Café de Flore, de nieuwe film van de Canadese regisseur Jean-Marc Vallée (maker van het heerlijke familiedrama C.R.A.Z.Y.) is zo ambitieus dat-ie eigenlijk had moeten mislukken.

En misschien is hij ook mislukt. Inhoudelijk dan. Want de manier waarop de twee ogenschijnlijk niets met elkaar te maken hebbende verhaallijnen toch aan elkaar worden geknoopt aan het eind, vraagt een enorme ‘suspension of disbelief ’ van de kant van de kijker. Oftewel: goede wil.

Maar tot dat einde heeft Vallée alles gedaan om die goede wil te verdienen. Zo worden de twee verhaallijnen elk fraai en rustig uitgewerkt (de film duurt twee uur), waardoor je de personages leert kennen en begrijpen.

De eerste verhaallijn speelt in hedendaags Montréal. We volgen Antoine, een internationaal bekende dj die onlangs met zijn jeugdliefde heeft gebroken en is ingetrokken bij zijn nieuwe vrouw. Zijn jeugdliefde is kapot van de breuk, zijn twee dochters zijn boos op hem  en Antoine voelt zich schuldig.
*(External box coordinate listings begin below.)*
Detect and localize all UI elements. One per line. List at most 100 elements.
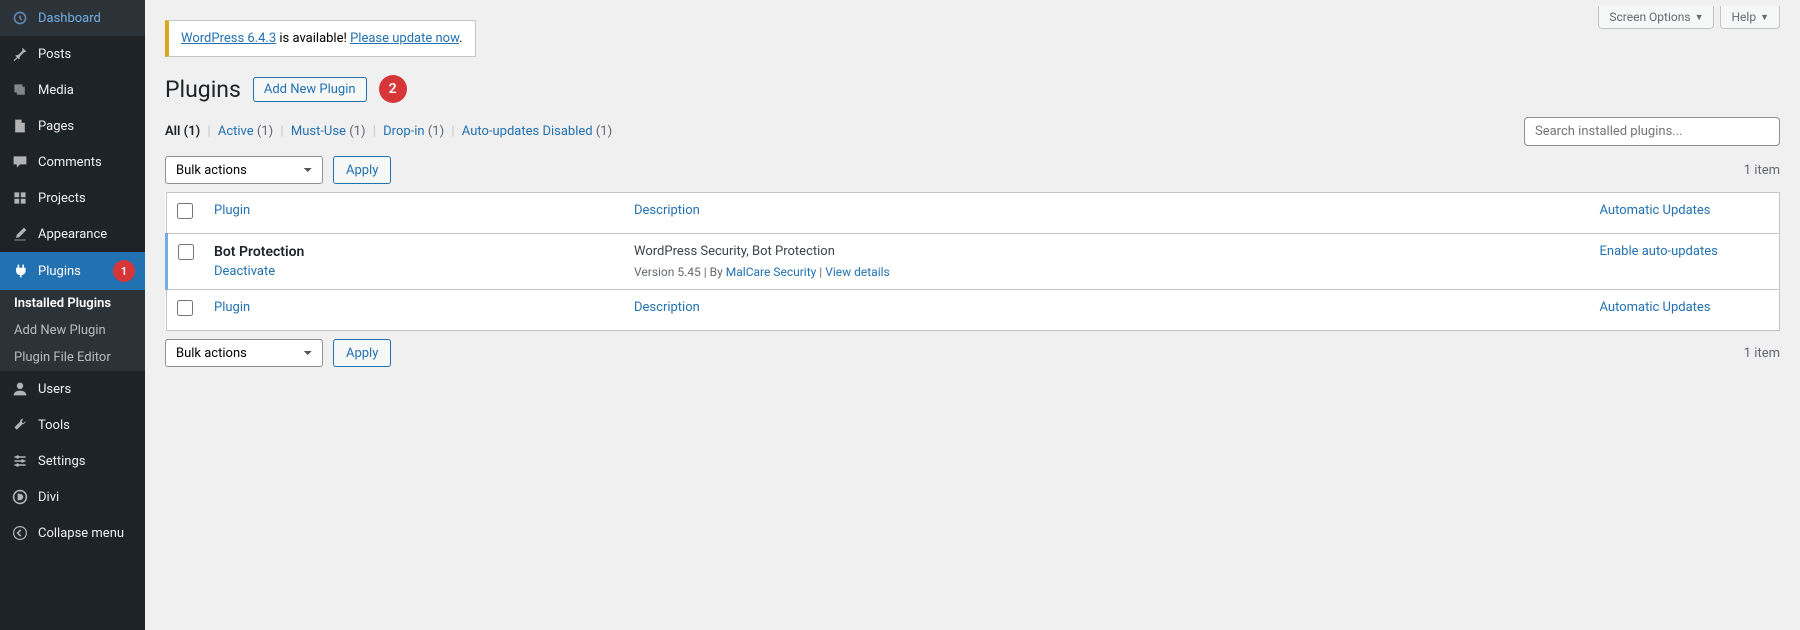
main-content: Screen Options ▼ Help ▼ WordPress 6.4.3 …	[145, 0, 1800, 630]
sidebar-label: Projects	[38, 191, 86, 206]
plugin-row: Bot Protection Deactivate WordPress Secu…	[167, 234, 1780, 290]
sidebar-label: Pages	[38, 119, 74, 134]
divi-icon	[10, 487, 30, 507]
sidebar-label: Tools	[38, 418, 70, 433]
deactivate-link[interactable]: Deactivate	[214, 264, 275, 279]
filter-all[interactable]: All (1)	[165, 124, 200, 139]
update-notice: WordPress 6.4.3 is available! Please upd…	[165, 20, 476, 57]
sidebar-label: Plugins	[38, 264, 81, 279]
bulk-actions-select-bottom[interactable]: Bulk actions	[165, 339, 323, 367]
help-label: Help	[1731, 10, 1756, 24]
sidebar-item-tools[interactable]: Tools	[0, 407, 145, 443]
sidebar-label: Settings	[38, 454, 85, 469]
sidebar-item-plugins[interactable]: Plugins 1	[0, 252, 145, 290]
col-check-all-footer	[167, 290, 205, 331]
admin-sidebar: Dashboard Posts Media Pages Comments Pro…	[0, 0, 145, 630]
plugin-name-cell: Bot Protection Deactivate	[204, 234, 624, 290]
brush-icon	[10, 224, 30, 244]
sidebar-label: Media	[38, 83, 74, 98]
col-auto-footer[interactable]: Automatic Updates	[1590, 290, 1780, 331]
plugin-meta: Version 5.45 | By MalCare Security | Vie…	[634, 265, 1580, 279]
pin-icon	[10, 44, 30, 64]
author-link[interactable]: MalCare Security	[726, 265, 817, 279]
chevron-down-icon: ▼	[1760, 12, 1769, 23]
user-icon	[10, 379, 30, 399]
media-icon	[10, 80, 30, 100]
header-badge: 2	[379, 75, 407, 103]
wrench-icon	[10, 415, 30, 435]
contextual-tabs: Screen Options ▼ Help ▼	[1598, 6, 1780, 29]
submenu-file-editor[interactable]: Plugin File Editor	[0, 344, 145, 371]
enable-auto-updates-link[interactable]: Enable auto-updates	[1600, 244, 1718, 259]
page-title: Plugins	[165, 76, 241, 103]
sidebar-label: Divi	[38, 490, 59, 505]
sidebar-label: Posts	[38, 47, 71, 62]
tablenav-top: Bulk actions Apply 1 item	[165, 156, 1780, 184]
bulk-actions-top: Bulk actions Apply	[165, 156, 391, 184]
sidebar-item-collapse[interactable]: Collapse menu	[0, 515, 145, 551]
plugin-description: WordPress Security, Bot Protection	[634, 244, 1580, 259]
sidebar-label: Appearance	[38, 227, 107, 242]
sliders-icon	[10, 451, 30, 471]
sidebar-label: Users	[38, 382, 71, 397]
search-input[interactable]	[1524, 117, 1780, 146]
apply-button[interactable]: Apply	[333, 156, 391, 184]
collapse-icon	[10, 523, 30, 543]
view-details-link[interactable]: View details	[825, 265, 890, 279]
sidebar-item-media[interactable]: Media	[0, 72, 145, 108]
update-now-link[interactable]: Please update now	[350, 31, 459, 46]
plug-icon	[10, 261, 30, 281]
screen-options-label: Screen Options	[1609, 10, 1690, 24]
apply-button-bottom[interactable]: Apply	[333, 339, 391, 367]
col-desc-footer[interactable]: Description	[624, 290, 1590, 331]
select-all-checkbox[interactable]	[177, 203, 193, 219]
wordpress-version-link[interactable]: WordPress 6.4.3	[181, 31, 276, 46]
filter-dropin[interactable]: Drop-in (1)	[383, 124, 444, 139]
version-text: Version 5.45 | By	[634, 265, 726, 279]
col-plugin-footer[interactable]: Plugin	[204, 290, 624, 331]
add-new-plugin-button[interactable]: Add New Plugin	[253, 77, 367, 102]
sidebar-item-comments[interactable]: Comments	[0, 144, 145, 180]
notice-end: .	[459, 31, 462, 46]
sidebar-item-appearance[interactable]: Appearance	[0, 216, 145, 252]
help-button[interactable]: Help ▼	[1720, 6, 1780, 29]
tablenav-bottom: Bulk actions Apply 1 item	[165, 339, 1780, 367]
page-icon	[10, 116, 30, 136]
sidebar-label: Collapse menu	[38, 526, 124, 541]
col-check-all	[167, 193, 205, 234]
sidebar-item-projects[interactable]: Projects	[0, 180, 145, 216]
item-count: 1 item	[1744, 163, 1780, 178]
screen-options-button[interactable]: Screen Options ▼	[1598, 6, 1714, 29]
select-all-checkbox-footer[interactable]	[177, 300, 193, 316]
sidebar-item-dashboard[interactable]: Dashboard	[0, 0, 145, 36]
item-count-bottom: 1 item	[1744, 346, 1780, 361]
notice-text: is available!	[276, 31, 350, 46]
filter-active[interactable]: Active (1)	[218, 124, 273, 139]
submenu-add-new[interactable]: Add New Plugin	[0, 317, 145, 344]
chevron-down-icon: ▼	[1695, 12, 1704, 23]
plugin-desc-cell: WordPress Security, Bot Protection Versi…	[624, 234, 1590, 290]
bulk-actions-select[interactable]: Bulk actions	[165, 156, 323, 184]
dashboard-icon	[10, 8, 30, 28]
col-desc-header[interactable]: Description	[624, 193, 1590, 234]
projects-icon	[10, 188, 30, 208]
sidebar-item-pages[interactable]: Pages	[0, 108, 145, 144]
sidebar-item-divi[interactable]: Divi	[0, 479, 145, 515]
plugin-checkbox[interactable]	[178, 244, 194, 260]
sidebar-item-settings[interactable]: Settings	[0, 443, 145, 479]
col-auto-header[interactable]: Automatic Updates	[1590, 193, 1780, 234]
sidebar-item-posts[interactable]: Posts	[0, 36, 145, 72]
submenu-installed-plugins[interactable]: Installed Plugins	[0, 290, 145, 317]
filter-auto-disabled[interactable]: Auto-updates Disabled (1)	[462, 124, 612, 139]
sidebar-label: Comments	[38, 155, 102, 170]
page-header: Plugins Add New Plugin 2	[165, 75, 1780, 103]
plugins-submenu: Installed Plugins Add New Plugin Plugin …	[0, 290, 145, 371]
sidebar-item-users[interactable]: Users	[0, 371, 145, 407]
filter-links: All (1) | Active (1) | Must-Use (1) | Dr…	[165, 124, 612, 139]
plugins-table: Plugin Description Automatic Updates Bot…	[165, 192, 1780, 331]
sidebar-label: Dashboard	[38, 11, 101, 26]
filter-mustuse[interactable]: Must-Use (1)	[291, 124, 366, 139]
update-badge: 1	[113, 260, 135, 282]
row-check-cell	[167, 234, 205, 290]
col-plugin-header[interactable]: Plugin	[204, 193, 624, 234]
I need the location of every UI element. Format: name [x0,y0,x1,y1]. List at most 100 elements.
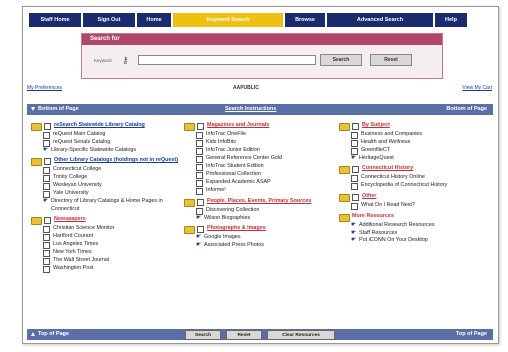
checkbox[interactable] [351,132,358,139]
section-checkbox[interactable] [197,226,204,234]
link-icon: ☛ [196,241,202,248]
checkbox[interactable] [351,183,358,191]
checkbox[interactable] [196,172,203,179]
view-cart-link[interactable]: View My Cart [462,85,492,91]
checkbox[interactable] [196,140,203,147]
bottom-of-page-link-left[interactable]: Bottom of Page [31,104,79,115]
search-button[interactable]: Search [320,54,362,66]
list-item[interactable]: Wilson Biographies [204,215,250,222]
profile-label: AAPUBLIC [233,85,259,91]
link-icon: ☛ [351,236,357,243]
checkbox[interactable] [43,183,50,191]
section-heading[interactable]: Photographs & Images [207,225,266,232]
tab-home[interactable]: Home [137,13,171,27]
section-heading[interactable]: Other Library Catalogs (holdings not in … [54,157,178,164]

En onzeker, want hij had nooit gedacht dat het met zijn jeugdliefde, zijn ‘soul mate’, zou kunnen uitgaan.

Verhaallijn twee speelt in het Parijs van de jaren zestig. Jacqueline is alleenstaande moeder van Laurent, een jochie met het syndroom van Down. Niets kan tussen haar en haar zoon komen. De liefde is totaal. Van twee kanten. Totdat er bij Laurent een nieuw meisje in de klas komt, ook met het syndroom van Down.

Vallée schiet heen en weer tussen beide verhalen, met muziek als bindmiddel. Het jazznummer ‘Cafe de Flore’, bijvoorbeeld, is het favoriete nummer van Laurent en van dj Antoine, die het hoorde toen hij zijn nieuwe vriendin leerde kennen.

De moeder van Laurent wordt opvallend goed gespeeld door Vanessa Paradis, de zangeres die in 1986, als veertienjarige, een wereldhit had met ‘Joe le taxi’. Het voormalige kindsterretje en fotomodel overtuigt als slovende moeder van Laurent, en geeft Marin Gerrier, de jongen met het syndroom van Down die Laurent speelt, volslagen naturel tegenspel.

Maar de grootste kracht van Café de Flore is de sublieme, sublimerende montage. Met intrigerende tussenbeelden en flarden muziek (met name de schreeuw uit het Pink Floyd-nummer ‘Breathe’) creëert Vallée een sfeer die je ook na twee uur film nog lang niet wilt verlaten.